Your Venmo friends list is also public by default. (See update below.) That list may be quiet a bit larger than just the list of people you’ve exchanged money with. If you gave Venmo access to your contact list or linked it up with Facebook, that list could be huge. And available to anyone on the planet. Buzzfeed recently used this “feature” to find Joe Biden’s Venmo account, along with members of his staff, members of Congress, and even their families… and of course, all of their contacts, too. Your social graph can tell an awful lot about you.

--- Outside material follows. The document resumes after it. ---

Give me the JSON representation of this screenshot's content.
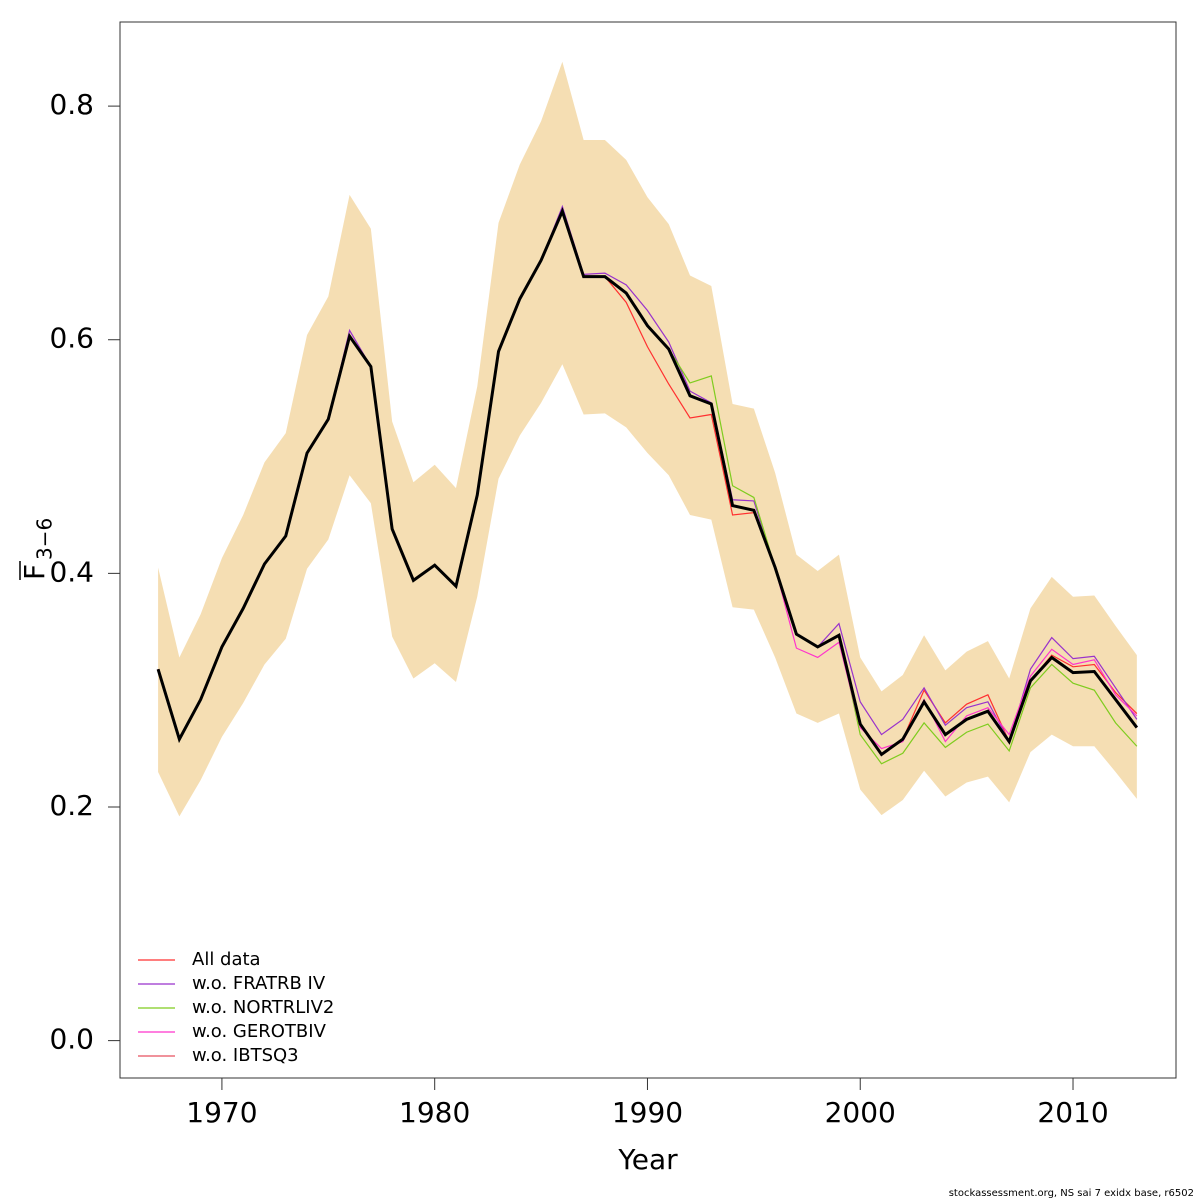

[UPDATE: Venmo, bowing to pressure on this issue, has removed the global public feed for transactions.]
Making Venmo Less Public
I would argue that you can’t make an app like Venmo be “private”. Not possible. But if you insist on using it, you can make it more private. EFF has a great guide here with pictures, but here’s the short version:
- Tap Settings (three lines at the top right, the “hamburger button“)
- Select Privacy, then set your “Default Privacy Settings” option to Private
- Then below that, select Past Transactions
- Select Change All to Private and confirm the change
- Back up to the Privacy settings, select Friends List
- Set your friends list to “private”
- Turn off “Appear in other users’ friends lists
- Back to the top level of the Settings, find “Friends & Social”
- From there, unlink Facebook and turn off Facebook Friends and Phone Contacts, if possible.
You can adapt these to your specific needs, of course, but those setting will give you the most privacy. If that’s not enough, I would use Apple Pay Cash if you can, but that only works with other Apple people. I personally use Zelle and PayPal in those situations. They’re not great in terms of privacy, but better than Venmo.